Automatic data-discovery

Introduction

The LIGO Scientific Collaboration uses a service colloquially referred to as ‘datafind’ to index and archive the locations of data files produced at the observatories, including those from other detectors (e.g. GEO600). The datafind service continually updates to provide information with a typical latency of 10 minutes, often much less.

The gwdatafind package can be used to execute queries against the datafind server to discover the URLs of data files (typically .gwf format). See the documentation for that package for full details.

Users who have access to the LIGO Data Grid – the shared computing infrastructure that supports internal collaboration data analysis – can use the local datafind server to query for local files that can be accessed directly. Other users, including those on the Open Science Grid, can use the server located at datafind.ligo.org:443 to query for files archived under CVMFS.

Auto-discovery of data using TimeSeries.get()

Additional dependencies: LDAStools.frameCPP

To discover and read data automatically, use TimeSeries.get(), and point it at a datafind host:

>>> from gwpy.timeseries import TimeSeries
>>> data = TimeSeries.get("L1:GWOSC-4KHZ_R1_STRAIN", 1187008880, 1187008884,
...                       host="datafind.ligo.org:443")
>>> print(data)
TimeSeries([-5.98844033e-20, -6.34482794e-20, -6.31740522e-20,
            ...,  6.23573197e-20,  5.54748519e-20,
             5.91121781e-20]
           unit: dimensionless,
           t0: 1187008880.0 s,
           dt: 0.000244140625 s,
           name: L1:GWOSC-4KHZ_R1_STRAIN,
           channel: L1:GWOSC-4KHZ_R1_STRAIN)

This will execute the following series of steps:

  • query datafind.ligo.org for the list of datasets it knows about

  • for each dataset, determine whether 'L1:GWOSC-4KHZ_R1_STRAIN' is contained within a representative file, and pick the most appropriate dataset (if multiple)

  • query datafind.ligo.org again for the URLs of file paths for the matched dataset name

  • read each required file and return the data

Note

At the time of writing, all queries to datafind.ligo.org are restricted to persons with a valid LIGO.ORG RFC 3820 (X509) credential.

If any of those steps were to fail, TimeSeries.get() will automatically fall back to attempting to use nds2 to access the data.

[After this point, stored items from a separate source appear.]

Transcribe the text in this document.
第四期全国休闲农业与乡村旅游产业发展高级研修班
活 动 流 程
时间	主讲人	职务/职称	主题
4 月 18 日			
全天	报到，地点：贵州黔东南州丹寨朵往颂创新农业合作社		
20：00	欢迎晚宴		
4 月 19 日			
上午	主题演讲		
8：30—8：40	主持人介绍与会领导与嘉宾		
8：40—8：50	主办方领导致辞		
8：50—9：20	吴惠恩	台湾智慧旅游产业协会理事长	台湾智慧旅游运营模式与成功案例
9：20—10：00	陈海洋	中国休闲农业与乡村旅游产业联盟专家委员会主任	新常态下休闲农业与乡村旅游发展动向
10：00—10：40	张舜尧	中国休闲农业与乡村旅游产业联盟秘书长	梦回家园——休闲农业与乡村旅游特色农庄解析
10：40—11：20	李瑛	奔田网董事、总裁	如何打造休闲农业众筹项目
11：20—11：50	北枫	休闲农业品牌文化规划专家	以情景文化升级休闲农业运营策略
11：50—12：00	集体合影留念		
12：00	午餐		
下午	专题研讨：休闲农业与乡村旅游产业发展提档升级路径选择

By default, as described, this method will search through all available data to find the correct files to read, so this may take a while if the server has knowledge of a large number of different datasets. If you know the dataset name – the tag associated with files containing your data – you can pass that via the frametype keyword argument to significantly speed up the search:

>>> data = TimeSeries.get("L1:GWOSC-4KHZ_R1_STRAIN", "17 August 2017 12:42:02",
...                       "17 August 2017 12:42:06", frametype="L1_GWOSC_O2_4KHZ_R1")

Available datasets

All data recorded by the current generation of detectors are identified by a dataset tag, which identifies which data are contained in a given gwf file. The following table is an incomplete, but probably OK, reference to which dataset (frametype) you want to use for file-based data access:

Datasets available with gwdatafind

Dataset (frametype)

Description

H1_R

All auxiliary channels, stored at the native sampling rate

H1_T

Second trends of all channels, including .mean, .min, and .max

H1_M

Minute trends of all channels, including .mean, .min, and .max

H1_HOFT_C00

Strain h(t) and metadata generated using the real-time calibration pipeline

H1_HOFT_CXY

Strain h(t) and metadata generated using the off-line calibration pipeline at version XY

H1_GWOSC_O2_4KHZ_R1

4k Hz Strain h(t) and metadata as released by The Gravitational-Wave Open Science Centre (GWOSC) for the O2 data release

H1_GWOSC_O2_16KHZ_R1

16k Hz Strain h(t) and metadata as released by The Gravitational-Wave Open Science Centre (GWOSC) for the O2 data release

The above datasets refer to the H1 (LIGO-Hanford) instrument, the same are available for LIGO-Livingston by substituting the L1 prefix.

Note

Not all datasets are available from all datafind servers. Each LIGO Lab-operated computing centre has its own datafind server with a subset of the available datasets.